Kurz zusammengefasst für alle, die bisher mit der Stirn gerunzelt haben und mit der Diktion von Asterix und Obelix möglicherweise nichts anfangen können: Nomos Glashütte hat nur zwei Jahre nach der Vorstellung des hauseigenen Automatikkalibers DUW 3001 nun das DUW 6101 mit Datumsanzeige nachgeschoben, das in drei verschiedenen Uhren zum Einsatz kommt, unter anderem in der Tangente Neomatik 41 Update. Sie findet eine wunderbare Spielpartnerin in der ebenfalls ganz neuen Clifton Baumatic der Marke Baume & Mercier, die erstmals – und als Erste – das vom Richemont-Thinktank RIMS in Neuenburg entwickelte und beim konzerneigenen Werkehersteller ValFleurier gebaute Automatikwerk nutzen darf.
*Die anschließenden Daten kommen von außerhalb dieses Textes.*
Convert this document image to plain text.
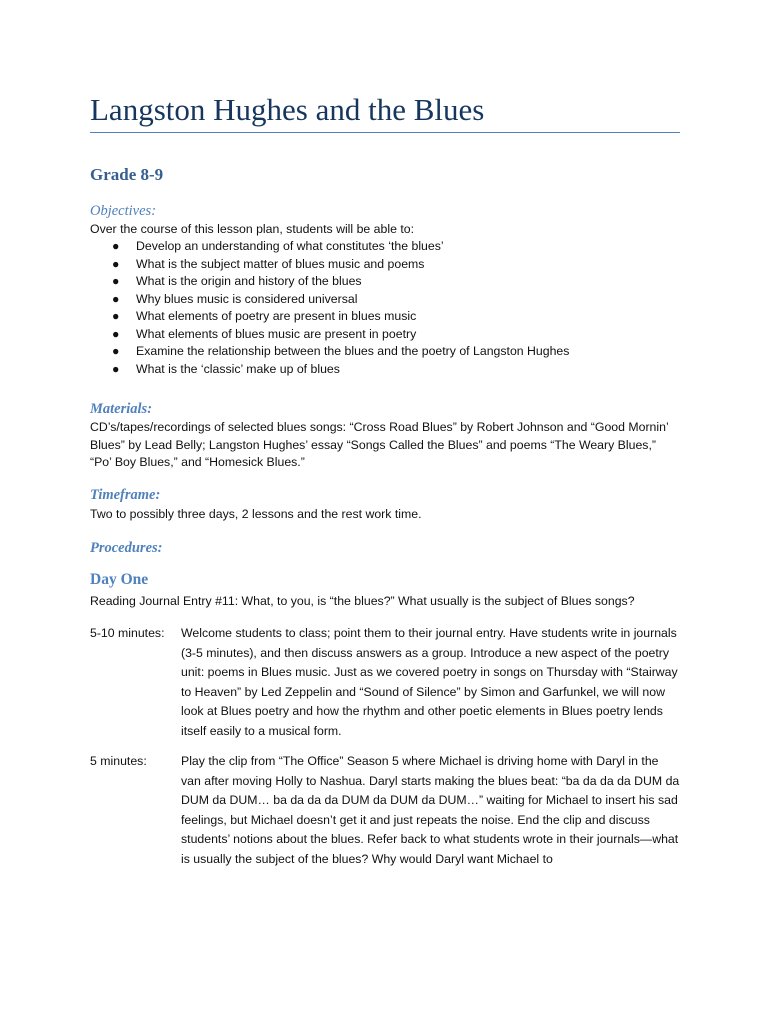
Langston Hughes and the Blues
Grade 8-9
Objectives:

Over the course of this lesson plan, students will be able to:

● Develop an understanding of what constitutes ‘the blues’
● What is the subject matter of blues music and poems
● What is the origin and history of the blues
● Why blues music is considered universal
● What elements of poetry are present in blues music
● What elements of blues music are present in poetry
● Examine the relationship between the blues and the poetry of Langston Hughes
● What is the ‘classic’ make up of blues
Materials:

CD’s/tapes/recordings of selected blues songs: “Cross Road Blues” by Robert Johnson and “Good Mornin’ Blues” by Lead Belly; Langston Hughes’ essay “Songs Called the Blues” and poems “The Weary Blues,” “Po’ Boy Blues,” and “Homesick Blues.”

Timeframe:

Two to possibly three days, 2 lessons and the rest work time.

Procedures:
Day One

Reading Journal Entry #11: What, to you, is “the blues?” What usually is the subject of Blues songs?

5-10 minutes: Welcome students to class; point them to their journal entry. Have students write in journals (3-5 minutes), and then discuss answers as a group. Introduce a new aspect of the poetry unit: poems in Blues music. Just as we covered poetry in songs on Thursday with “Stairway to Heaven” by Led Zeppelin and “Sound of Silence” by Simon and Garfunkel, we will now look at Blues poetry and how the rhythm and other poetic elements in Blues poetry lends itself easily to a musical form.
5 minutes:	Play the clip from “The Office” Season 5 where Michael is driving home with Daryl in the van after moving Holly to Nashua. Daryl starts making the blues beat: “ba da da da DUM da DUM da DUM… ba da da da DUM da DUM da DUM…” waiting for Michael to insert his sad feelings, but Michael doesn’t get it and just repeats the noise. End the clip and discuss students’ notions about the blues. Refer back to what students wrote in their journals—what is usually the subject of the blues? Why would Daryl want Michael to
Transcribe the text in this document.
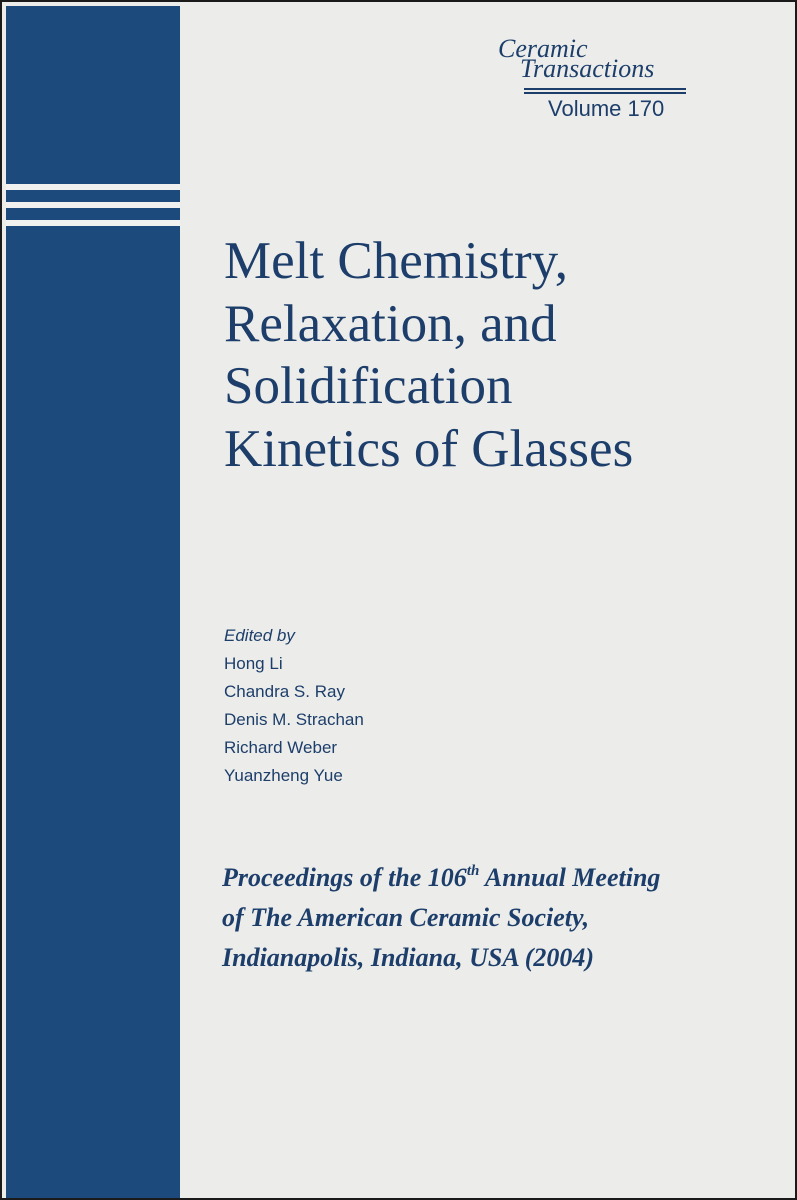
Ceramic
Transactions
Volume 170
Melt Chemistry,
Relaxation, and
Solidification
Kinetics of Glasses
Edited by
Hong Li
Chandra S. Ray
Denis M. Strachan
Richard Weber
Yuanzheng Yue
Proceedings of the 106th Annual Meeting
of The American Ceramic Society,
Indianapolis, Indiana, USA (2004)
Hier wie da feine Manufakturmechanik für 2600 Euro (Baume & Mercier) bzw. 3200 Euro (Nomos). Wir sind gespannt, wie sich die beiden Neuheiten, mit denen uns die Hersteller auf den Messen den Mund wässrig gemacht haben, im Alltag bewähren.

Erster Eindruck

Martin Häußermann: Meist sind echte Neuheiten – wir reden jetzt nicht von Gehäuse- und Zifferblattvarianten –, die wir in Genf und Basel zu sehen bekommen, Prototypen oder zumindest Vorserienmodelle. Deshalb dauert es immer seine Zeit, bis serienreife Uhren in den Handel kommen – oder eben zu uns zur Probezeit. Aber sowohl Nomos als auch Baume & Mercier haben ihre Hausaufgaben gemacht, sodass die Tangente und die Baumatic fast zeitgleich in der Redaktion eintreffen.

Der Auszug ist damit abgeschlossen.